Looking to learn more about personal finance management? Through our partnership with The Motley Fool, we are able to provide you with great money management articles that tackle some of your current financial concerns. If you’re wondering how secure your bank account is in light of the latest news about IndyMac bank, then read on!
In times of market turmoil, it’s good to know at least some of your money is safe.
At least that’s what you used to think, before the FDIC takeover of IndyMac bank hit the news, and we all marveled at the images of long lines of customers waiting to get their money. You might now be asking, “Is my money safe anywhere?”
Here’s something that may surprise you: Most IndyMac customers can still access their money — the ATMs still work, checks are honored, and the branch doors open in the morning. Just because the FDIC takes over your bank doesn’t mean your account is frozen and you’ll have to sell furniture to raise cash.
That’s not to say that there won’t be some people who suffer as a result of IndyMac’s demise. Customers with accounts in excess of FDIC insurance have received only 50% of that excess amount. Whether they get the rest depends on how much the Feds can get after selling off IndyMac, in whole or in pieces.
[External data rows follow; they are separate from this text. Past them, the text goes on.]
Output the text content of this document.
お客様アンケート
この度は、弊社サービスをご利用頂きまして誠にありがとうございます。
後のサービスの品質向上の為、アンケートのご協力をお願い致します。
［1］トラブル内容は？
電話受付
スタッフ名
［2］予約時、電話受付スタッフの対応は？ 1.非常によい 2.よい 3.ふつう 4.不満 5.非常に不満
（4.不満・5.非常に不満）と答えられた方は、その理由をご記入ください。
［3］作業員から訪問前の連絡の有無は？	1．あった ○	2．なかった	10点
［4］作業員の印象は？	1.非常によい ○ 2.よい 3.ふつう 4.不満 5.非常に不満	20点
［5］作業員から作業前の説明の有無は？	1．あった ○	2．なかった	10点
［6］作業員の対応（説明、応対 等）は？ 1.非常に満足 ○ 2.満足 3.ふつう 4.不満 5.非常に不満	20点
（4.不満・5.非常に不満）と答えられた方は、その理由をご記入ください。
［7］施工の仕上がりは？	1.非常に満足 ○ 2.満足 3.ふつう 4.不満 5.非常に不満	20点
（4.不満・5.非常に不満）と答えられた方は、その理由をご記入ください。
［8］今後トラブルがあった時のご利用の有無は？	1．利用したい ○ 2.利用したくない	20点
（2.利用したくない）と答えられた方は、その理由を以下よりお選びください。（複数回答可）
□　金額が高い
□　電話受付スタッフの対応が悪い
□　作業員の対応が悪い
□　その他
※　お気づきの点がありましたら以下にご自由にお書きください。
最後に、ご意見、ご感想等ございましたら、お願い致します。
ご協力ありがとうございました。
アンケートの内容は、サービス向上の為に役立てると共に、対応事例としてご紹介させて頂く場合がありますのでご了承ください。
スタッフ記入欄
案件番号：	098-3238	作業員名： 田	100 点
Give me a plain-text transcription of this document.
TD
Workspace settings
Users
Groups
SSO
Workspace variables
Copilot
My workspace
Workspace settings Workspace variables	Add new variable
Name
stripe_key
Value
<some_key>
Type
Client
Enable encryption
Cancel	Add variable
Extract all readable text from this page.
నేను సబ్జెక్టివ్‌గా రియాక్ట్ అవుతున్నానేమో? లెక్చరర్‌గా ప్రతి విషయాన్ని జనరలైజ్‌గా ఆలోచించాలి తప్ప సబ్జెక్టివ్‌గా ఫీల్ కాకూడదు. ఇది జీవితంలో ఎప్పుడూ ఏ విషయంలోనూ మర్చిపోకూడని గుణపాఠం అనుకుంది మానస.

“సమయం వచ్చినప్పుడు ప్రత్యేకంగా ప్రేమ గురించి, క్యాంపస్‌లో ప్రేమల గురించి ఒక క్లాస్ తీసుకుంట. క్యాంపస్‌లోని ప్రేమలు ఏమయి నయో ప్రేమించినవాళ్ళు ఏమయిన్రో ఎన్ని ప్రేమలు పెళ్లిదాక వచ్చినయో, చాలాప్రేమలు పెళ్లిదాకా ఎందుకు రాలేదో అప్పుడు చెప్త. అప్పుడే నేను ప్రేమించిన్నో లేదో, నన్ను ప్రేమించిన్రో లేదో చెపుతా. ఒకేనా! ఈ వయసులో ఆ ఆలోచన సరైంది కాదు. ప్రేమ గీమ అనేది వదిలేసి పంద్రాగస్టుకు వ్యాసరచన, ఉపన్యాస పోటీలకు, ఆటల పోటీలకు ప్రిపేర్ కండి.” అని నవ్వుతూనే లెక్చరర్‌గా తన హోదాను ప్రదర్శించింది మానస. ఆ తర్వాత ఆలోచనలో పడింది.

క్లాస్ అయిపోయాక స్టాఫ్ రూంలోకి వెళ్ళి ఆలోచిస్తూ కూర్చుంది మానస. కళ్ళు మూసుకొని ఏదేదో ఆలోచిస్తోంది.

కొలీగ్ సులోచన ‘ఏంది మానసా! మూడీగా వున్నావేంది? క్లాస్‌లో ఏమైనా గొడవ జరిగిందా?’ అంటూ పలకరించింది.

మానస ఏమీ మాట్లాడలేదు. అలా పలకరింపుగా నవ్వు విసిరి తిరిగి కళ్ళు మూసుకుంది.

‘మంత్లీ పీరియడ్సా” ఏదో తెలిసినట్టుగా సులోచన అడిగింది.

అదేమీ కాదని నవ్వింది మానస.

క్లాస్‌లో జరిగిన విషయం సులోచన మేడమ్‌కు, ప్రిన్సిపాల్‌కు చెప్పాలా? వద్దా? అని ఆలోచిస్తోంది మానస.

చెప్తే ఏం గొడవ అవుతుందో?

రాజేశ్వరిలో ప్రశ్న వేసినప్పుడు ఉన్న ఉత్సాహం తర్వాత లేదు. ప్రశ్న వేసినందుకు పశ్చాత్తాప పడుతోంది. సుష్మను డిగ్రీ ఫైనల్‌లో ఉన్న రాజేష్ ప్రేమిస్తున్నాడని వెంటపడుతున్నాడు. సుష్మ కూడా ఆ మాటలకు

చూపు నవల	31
This is a good time to review exactly what is covered by FDIC insurance. Here’s what you need to know:
- Only checking accounts, savings accounts, certificates of deposit, and money market accounts are insured — not stocks, bonds, mutual funds, or money market funds.
- Coverage is $100,000 per solely owned account, another $100,000 per person for joint accounts (e.g., you and your spouse could have a fully insured joint account worth $200,000), and $250,000 for IRAs and certain other retirement accounts. So you and your spouse could have a total of $900,000 in FDIC coverage at one bank (two separate accounts, two IRAs, and one joint account). You could throw in even more if you have a trust at the bank.
- The coverage is per bank. So you could max out your FDIC insurance coverage at one bank and get duplicate coverage at another FDIC-insured bank across the street. However, it must be a completely different bank — not just another branch of the same bank.
Add it all together, and you probably have more insurance than you thought. But that doesn’t mean you should take a laissez-faire approach to your cash. Once you’ve maxed out your insurance at one bank, move on to another.
To find out if the money in your bank is safe, first make sure your bank is insured, which you can do by using the FDIC’s Bank Find tool. Then, use the Electronic Deposit Insurance Estimator to determine whether your deposits are fully insured. Keep in mind that you only have to run the numbers if the amount of money you have at one bank exceeds $100,000. If your deposits at an FDIC-insured bank are less than $100,000, don’t worry — you’re fully insured.